Take, The Tasty Tangles, for example. SingKong replaced it in March this year; Indigo Deli replaced Da Vinci’s, last year, and even world-famous baked goods chain Cinnabon didn’t have a sweet experience here. Kishore DF who has seen success with Seijo and the Soul Dish, Lemon Grass and The Big Nasty yet whose WTF! has now been reborn as Loca Loca, explains what he believes, lies at the root of the problem: “You could have a bicycle factory with a turnover ofu00a0Rs 500 crores but would get more recognition as the owner of a corner fast-food eatery and almost ninety per cent of people who open restaurants now are hoping to be touched by this glamour. They have zero knowledge of the business.”


Kishore also points out that since everyone frequents restaurants, people erroneously believe they know how they’re run. “They misread the mechanics of the business. Every new entrant believes they can pull a rabbit out of a hat so every month a new place opens and shuts down promptly. With this comes another problem — Landlords are thrilled because there’s no end to the number of takers for the property and so rents remain as high as ever.”

Open and shut case
A passion to serve great food, rather than glamour, was the allure for Theron Carmine De Sousa, whose grandmother’s recipes were Cafe Goa’s big attraction, however, Theron and his partner soon discovered they had no idea what they were taking on. “I work in advertising and my partner had his day job, too. We could manage running a restaurant, but we couldn’t manage the cops, the BMC, the Excise Department etc.

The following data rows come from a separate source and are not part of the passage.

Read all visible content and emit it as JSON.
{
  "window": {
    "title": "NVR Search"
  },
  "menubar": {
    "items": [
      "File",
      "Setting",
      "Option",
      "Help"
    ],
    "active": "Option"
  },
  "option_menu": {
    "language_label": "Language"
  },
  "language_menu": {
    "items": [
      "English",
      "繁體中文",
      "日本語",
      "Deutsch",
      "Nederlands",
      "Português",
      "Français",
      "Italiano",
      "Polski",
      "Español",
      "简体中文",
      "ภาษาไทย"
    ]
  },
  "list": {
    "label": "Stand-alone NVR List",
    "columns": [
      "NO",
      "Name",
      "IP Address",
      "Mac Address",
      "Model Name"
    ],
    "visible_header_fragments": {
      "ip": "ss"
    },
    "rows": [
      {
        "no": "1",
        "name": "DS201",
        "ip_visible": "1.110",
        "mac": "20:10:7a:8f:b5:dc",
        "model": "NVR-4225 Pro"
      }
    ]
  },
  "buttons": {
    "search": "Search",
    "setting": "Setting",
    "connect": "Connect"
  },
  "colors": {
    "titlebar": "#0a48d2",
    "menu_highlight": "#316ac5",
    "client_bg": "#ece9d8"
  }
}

Frankly, all of that just killed it for me.”

Ramesh Dhabolkar of Lager Bay (it’s been around for 20 months now) believes that the glut is the bane of business. “Whenever a new place opens — and these days, there’s a new place every 100 metres — owners introduce incredible offers, which, given the rising cost of alcohol, are neither viable nor sustainable. Customers are drawn, thereby compelling other places in the vicinity to follow suit.”

The demands of powerful resident lobbies and Bandra ALM (Advanced Locality Management) groups complicates the business model further. Prashant Chadha of Three Wise Men, which has been thriving since it opened a year and a half ago — just across a police station — believes that the trick is to comply with regulations. He adds, “We have many regulars, because ours isn’t an intimidating place but a neighbourhood bar where servers recognise you and know your drink. Besides, we keep our alcohol prices relatively low, and make sure the food is good.”

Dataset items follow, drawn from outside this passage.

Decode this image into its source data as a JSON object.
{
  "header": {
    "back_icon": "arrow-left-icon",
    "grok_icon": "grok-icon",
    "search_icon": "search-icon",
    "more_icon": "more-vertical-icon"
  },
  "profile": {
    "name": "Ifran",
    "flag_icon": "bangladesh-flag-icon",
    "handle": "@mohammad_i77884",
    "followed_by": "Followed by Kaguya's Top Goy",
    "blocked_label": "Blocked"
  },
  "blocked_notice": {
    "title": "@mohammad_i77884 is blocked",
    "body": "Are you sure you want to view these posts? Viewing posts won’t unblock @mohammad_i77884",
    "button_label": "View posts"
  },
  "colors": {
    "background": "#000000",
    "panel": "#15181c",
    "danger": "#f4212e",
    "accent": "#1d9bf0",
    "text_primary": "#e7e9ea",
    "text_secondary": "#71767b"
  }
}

Chadha also credits their Retro playlist and crowd-pulling Monday Karaoke nights for their success. Rajesh Sharma, partner at Elbo Room, another Bandra spot that plays Retro music, echoes Chadha’s belief: “Competitive pricing and innovation are the key to survival. We want people to come by every day of the week and so we’re priced accordingly. We’re also planning to promote a lunchu00a0menu now.”

Factor in the customer
If you’re thinking Retro music means an older clientele, and that these spaces would do well to widen the net, Kishore DF’s revelation would come as a surprise. The restaurateur stresses that clientele isn’t demarcated by age anymore: “No matter what sort of place you run, you do not cater to a specific age group. You have to factor in the clientele’s preferences that would include customers across age brackets.” He adds that it vital to be clear about one’s target customer, and to chisel that model accordingly.

While Chadha believes most new places veer curious customers away temporarily, Kishore DF adds, “There’s also a shift in the way customers behave these days — they get bored easily.” Cafe Goa’s Theron knows his customers weren’t bored though. He hopes to find another partner and resume business after the upcoming parliamentary elections. “Seventy per cent of the restaurant business has nothing to do with food or service,” he says, “…and though we weren’t successful restaurateurs, we were successful food guys.”